Strategic Position & Investments
The company’s strategic direction focuses on supporting long‑term growth in semiconductor capital equipment spending while diversifying exposure through industrial and medical markets. Growth initiatives emphasize deeper collaboration with leading semiconductor equipment manufacturers, expansion of advanced RF and high‑voltage DC platforms, and cross‑selling opportunities across its acquired product lines. Advanced Energy Industries has historically pursued disciplined acquisitions to add complementary technologies and access adjacent end‑markets.

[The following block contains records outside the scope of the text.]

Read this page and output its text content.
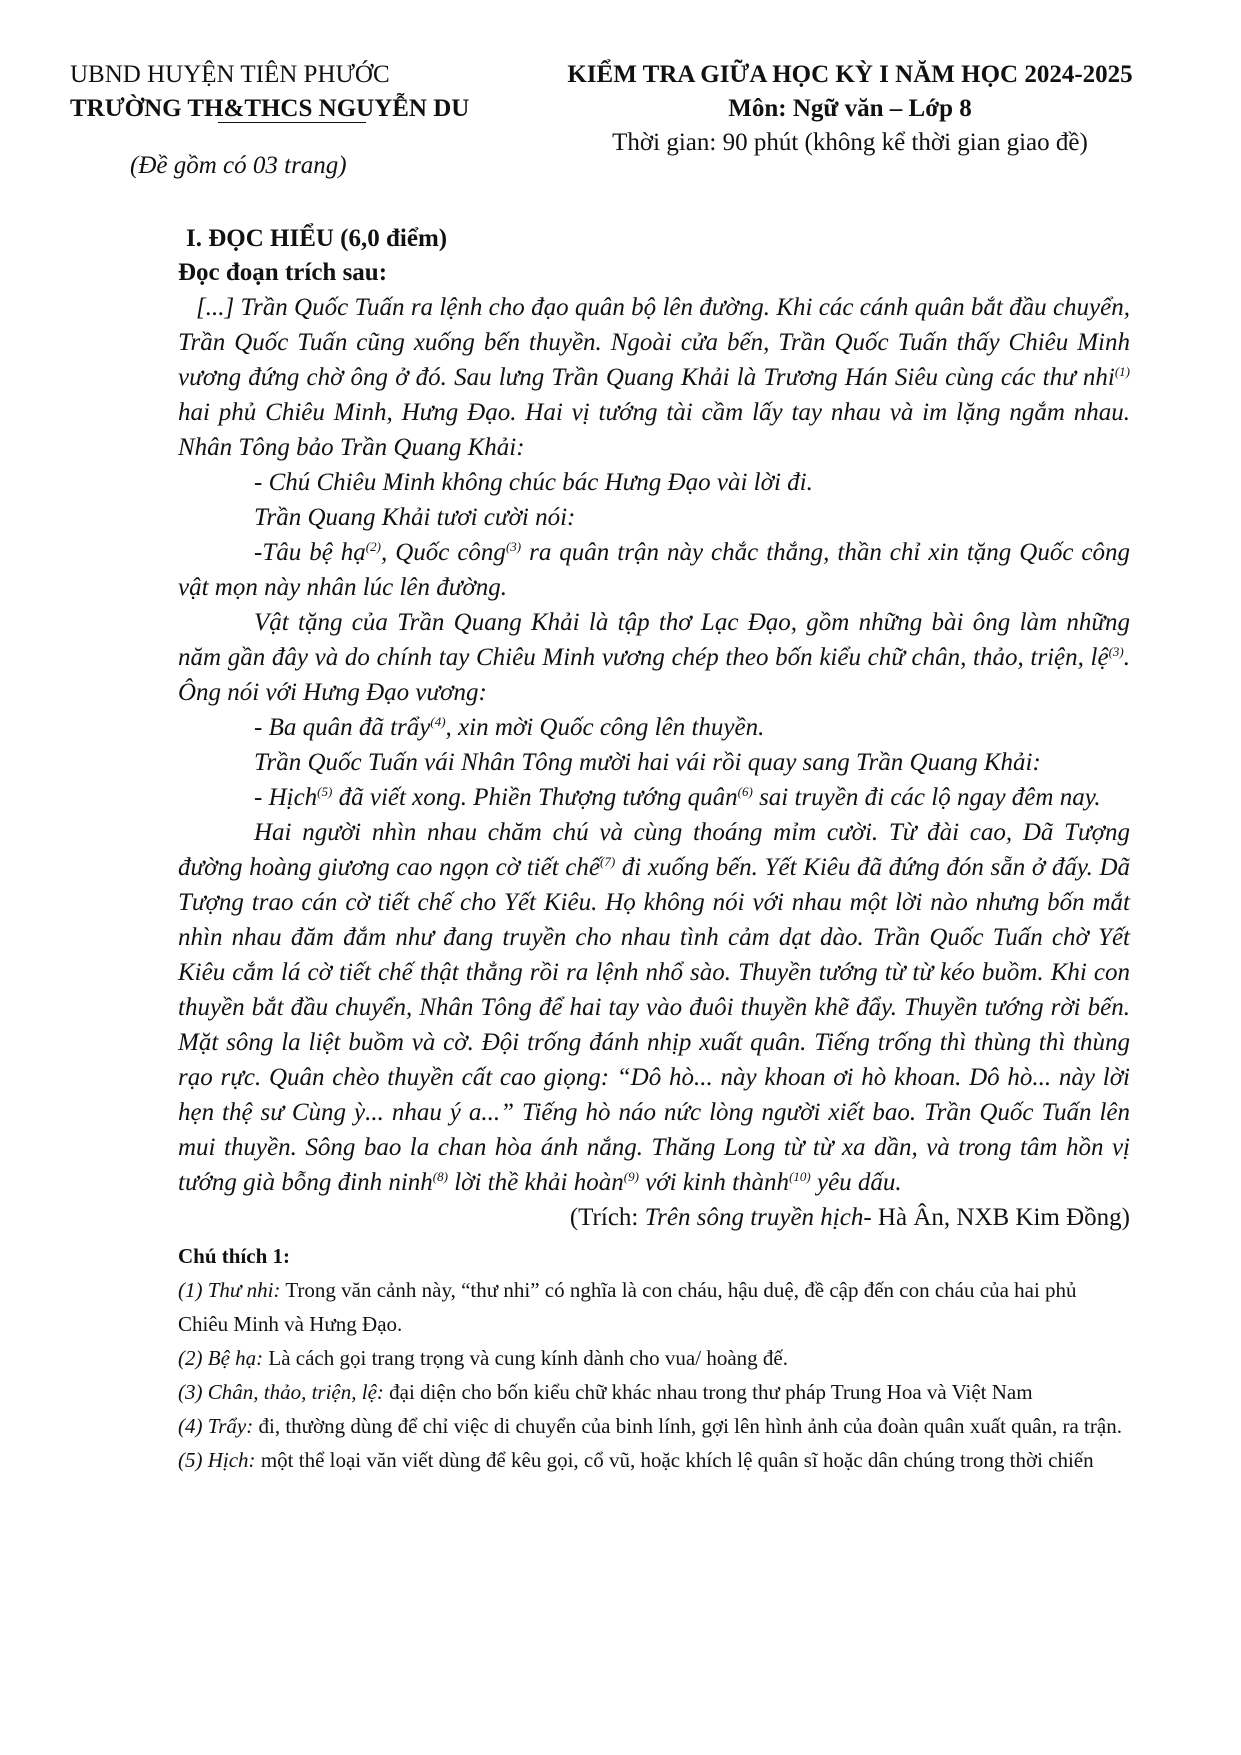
UBND HUYỆN TIÊN PHƯỚC
TRƯỜNG TH&THCS NGUYỄN DU
KIỂM TRA GIỮA HỌC KỲ I NĂM HỌC 2024-2025
Môn: Ngữ văn – Lớp 8
Thời gian: 90 phút (không kể thời gian giao đề)
(Đề gồm có 03 trang)
I. ĐỌC HIỂU (6,0 điểm)
Đọc đoạn trích sau:

[...] Trần Quốc Tuấn ra lệnh cho đạo quân bộ lên đường. Khi các cánh quân bắt đầu chuyển, Trần Quốc Tuấn cũng xuống bến thuyền. Ngoài cửa bến, Trần Quốc Tuấn thấy Chiêu Minh vương đứng chờ ông ở đó. Sau lưng Trần Quang Khải là Trương Hán Siêu cùng các thư nhi$^{(1)}$ hai phủ Chiêu Minh, Hưng Đạo. Hai vị tướng tài cầm lấy tay nhau và im lặng ngắm nhau. Nhân Tông bảo Trần Quang Khải:

- Chú Chiêu Minh không chúc bác Hưng Đạo vài lời đi.

Trần Quang Khải tươi cười nói:

-Tâu bệ hạ$^{(2)}$, Quốc công$^{(3)}$ ra quân trận này chắc thắng, thần chỉ xin tặng Quốc công vật mọn này nhân lúc lên đường.

Vật tặng của Trần Quang Khải là tập thơ Lạc Đạo, gồm những bài ông làm những năm gần đây và do chính tay Chiêu Minh vương chép theo bốn kiểu chữ chân, thảo, triện, lệ$^{(3)}$. Ông nói với Hưng Đạo vương:

- Ba quân đã trẩy$^{(4)}$, xin mời Quốc công lên thuyền.

Trần Quốc Tuấn vái Nhân Tông mười hai vái rồi quay sang Trần Quang Khải:

- Hịch$^{(5)}$ đã viết xong. Phiền Thượng tướng quân$^{(6)}$ sai truyền đi các lộ ngay đêm nay.

Hai người nhìn nhau chăm chú và cùng thoáng mỉm cười. Từ đài cao, Dã Tượng đường hoàng giương cao ngọn cờ tiết chế$^{(7)}$ đi xuống bến. Yết Kiêu đã đứng đón sẵn ở đấy. Dã Tượng trao cán cờ tiết chế cho Yết Kiêu. Họ không nói với nhau một lời nào nhưng bốn mắt nhìn nhau đăm đắm như đang truyền cho nhau tình cảm dạt dào. Trần Quốc Tuấn chờ Yết Kiêu cắm lá cờ tiết chế thật thẳng rồi ra lệnh nhổ sào. Thuyền tướng từ từ kéo buồm. Khi con thuyền bắt đầu chuyển, Nhân Tông để hai tay vào đuôi thuyền khẽ đẩy. Thuyền tướng rời bến. Mặt sông la liệt buồm và cờ. Đội trống đánh nhịp xuất quân. Tiếng trống thì thùng thì thùng rạo rực. Quân chèo thuyền cất cao giọng: “Dô hò... này khoan ơi hò khoan. Dô hò... này lời hẹn thệ sư Cùng ỳ... nhau ý a...” Tiếng hò náo nức lòng người xiết bao. Trần Quốc Tuấn lên mui thuyền. Sông bao la chan hòa ánh nắng. Thăng Long từ từ xa dần, và trong tâm hồn vị tướng già bỗng đinh ninh$^{(8)}$ lời thề khải hoàn$^{(9)}$ với kinh thành$^{(10)}$ yêu dấu.

(Trích: Trên sông truyền hịch- Hà Ân, NXB Kim Đồng)
Chú thích 1:

(1) Thư nhi: Trong văn cảnh này, “thư nhi” có nghĩa là con cháu, hậu duệ, đề cập đến con cháu của hai phủ Chiêu Minh và Hưng Đạo.

(2) Bệ hạ: Là cách gọi trang trọng và cung kính dành cho vua/ hoàng đế.

(3) Chân, thảo, triện, lệ: đại diện cho bốn kiểu chữ khác nhau trong thư pháp Trung Hoa và Việt Nam

(4) Trẩy: đi, thường dùng để chỉ việc di chuyển của binh lính, gợi lên hình ảnh của đoàn quân xuất quân, ra trận.

(5) Hịch: một thể loại văn viết dùng để kêu gọi, cổ vũ, hoặc khích lệ quân sĩ hoặc dân chúng trong thời chiến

Notable investments include the acquisition of Artesyn Embedded Power, which significantly broadened the company’s product portfolio and customer base, and LumaSense Technologies, which added non‑contact temperature measurement and sensing capabilities used in industrial and semiconductor processes. The company continues to invest in emerging areas such as advanced plasma power, precision sensing, and energy‑efficient power conversion. Public information on early‑stage or experimental technologies is limited, and some future initiatives are described only at a high level in regulatory filings.
Geographic Footprint
Advanced Energy Industries is headquartered in North America, with its principal executive offices in Fort Collins, Colorado. The company maintains a significant operational presence across Asia, Europe, and additional parts of North America, reflecting the global nature of the semiconductor and industrial equipment markets it serves. Asia, particularly China, Taiwan, and South Korea, represents a critical region due to the concentration of semiconductor manufacturing customers.

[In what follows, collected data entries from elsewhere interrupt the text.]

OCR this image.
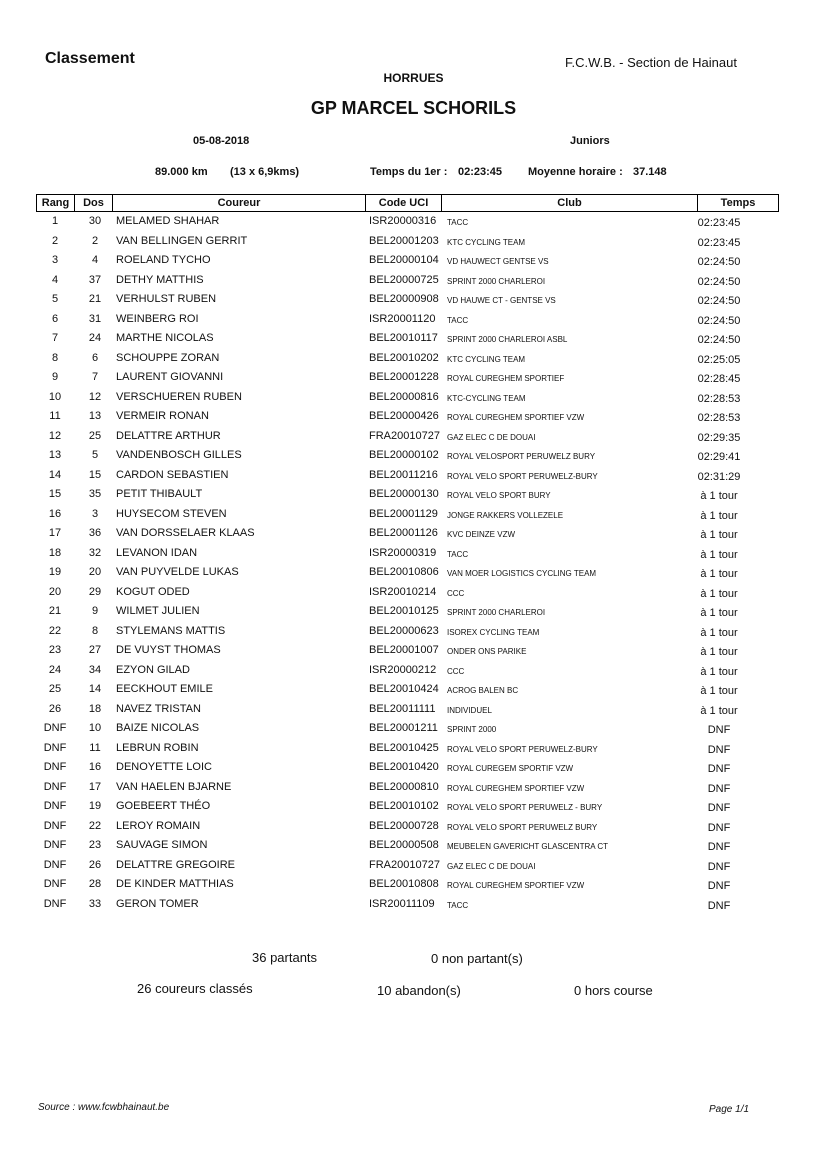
Classement	F.C.W.B. - Section de Hainaut
HORRUES
GP MARCEL SCHORILS
05-08-2018	Juniors
89.000 km (13 x 6,9kms)	Temps du 1er : 02:23:45 Moyenne horaire : 37.148
Rang	Dos	Coureur	Code UCI	Club	Temps
1	30	MELAMED SHAHAR	ISR20000316 TACC	02:23:45
2	2	VAN BELLINGEN GERRIT	BEL20001203 KTC CYCLING TEAM	02:23:45
3	4	ROELAND TYCHO	BEL20000104 VD HAUWECT GENTSE VS	02:24:50
4	37	DETHY MATTHIS	BEL20000725 SPRINT 2000 CHARLEROI	02:24:50
5	21	VERHULST RUBEN	BEL20000908 VD HAUWE CT - GENTSE VS	02:24:50
6	31	WEINBERG ROI	ISR20001120 TACC	02:24:50
7	24	MARTHE NICOLAS	BEL20010117 SPRINT 2000 CHARLEROI ASBL	02:24:50
8	6	SCHOUPPE ZORAN	BEL20010202 KTC CYCLING TEAM	02:25:05
9	7	LAURENT GIOVANNI	BEL20001228 ROYAL CUREGHEM SPORTIEF	02:28:45
10	12	VERSCHUEREN RUBEN	BEL20000816 KTC-CYCLING TEAM	02:28:53
11	13	VERMEIR RONAN	BEL20000426 ROYAL CUREGHEM SPORTIEF VZW	02:28:53
12	25	DELATTRE ARTHUR	FRA20010727 GAZ ELEC C DE DOUAI	02:29:35
13	5	VANDENBOSCH GILLES	BEL20000102 ROYAL VELOSPORT PERUWELZ BURY	02:29:41
14	15	CARDON SEBASTIEN	BEL20011216 ROYAL VELO SPORT PERUWELZ-BURY	02:31:29
15	35	PETIT THIBAULT	BEL20000130 ROYAL VELO SPORT BURY	à 1 tour
16	3	HUYSECOM STEVEN	BEL20001129 JONGE RAKKERS VOLLEZELE	à 1 tour
17	36	VAN DORSSELAER KLAAS	BEL20001126 KVC DEINZE VZW	à 1 tour
18	32	LEVANON IDAN	ISR20000319 TACC	à 1 tour
19	20	VAN PUYVELDE LUKAS	BEL20010806 VAN MOER LOGISTICS CYCLING TEAM	à 1 tour
20	29	KOGUT ODED	ISR20010214 CCC	à 1 tour
21	9	WILMET JULIEN	BEL20010125 SPRINT 2000 CHARLEROI	à 1 tour
22	8	STYLEMANS MATTIS	BEL20000623 ISOREX CYCLING TEAM	à 1 tour
23	27	DE VUYST THOMAS	BEL20001007 ONDER ONS PARIKE	à 1 tour
24	34	EZYON GILAD	ISR20000212 CCC	à 1 tour
25	14	EECKHOUT EMILE	BEL20010424 ACROG BALEN BC	à 1 tour
26	18	NAVEZ TRISTAN	BEL20011111 INDIVIDUEL	à 1 tour
DNF	10	BAIZE NICOLAS	BEL20001211 SPRINT 2000	DNF
DNF	11	LEBRUN ROBIN	BEL20010425 ROYAL VELO SPORT PERUWELZ-BURY	DNF
DNF	16	DENOYETTE LOIC	BEL20010420 ROYAL CUREGEM SPORTIF VZW	DNF
DNF	17	VAN HAELEN BJARNE	BEL20000810 ROYAL CUREGHEM SPORTIEF VZW	DNF
DNF	19	GOEBEERT THÉO	BEL20010102 ROYAL VELO SPORT PERUWELZ - BURY	DNF
DNF	22	LEROY ROMAIN	BEL20000728 ROYAL VELO SPORT PERUWELZ BURY	DNF
DNF	23	SAUVAGE SIMON	BEL20000508 MEUBELEN GAVERICHT GLASCENTRA CT	DNF
DNF	26	DELATTRE GREGOIRE	FRA20010727 GAZ ELEC C DE DOUAI	DNF
DNF	28	DE KINDER MATTHIAS	BEL20010808 ROYAL CUREGHEM SPORTIEF VZW	DNF
DNF	33	GERON TOMER	ISR20011109 TACC	DNF
36 partants	0 non partant(s)
26 coureurs classés	10 abandon(s)	0 hors course
Source : www.fcwbhainaut.be	Page 1/1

The company’s global footprint includes manufacturing facilities, engineering centers, and service operations distributed across multiple continents to support local customers and supply chains. International operations contribute a substantial portion of total revenue, underscoring Advanced Energy Industries’ exposure to global capital investment cycles and regional industrial demand.
Leadership & Governance
Advanced Energy Industries is led by an experienced executive team with backgrounds in power electronics, industrial technology, and global operations. The leadership emphasizes operational discipline, technology differentiation, and close alignment with customer roadmaps in complex equipment markets. Governance practices are aligned with U.S. public company standards and are disclosed in SEC filings, including annual and proxy reports.
Key executives include:
- Steven W. Kelley – President and Chief Executive Officer
- Paul R. Oldham – Executive Vice President and Chief Financial Officer
- Robert L. Schatz – Senior Vice President, General Counsel and Secretary
- Rick Reeder – Executive Vice President, Semiconductor Equipment Business
Information regarding the founder and early leadership is disclosed in historical company materials; however, detailed public documentation on individual founder roles is limited. Where executive responsibilities overlap or titles change over time, disclosures in recent regulatory filings are considered authoritative.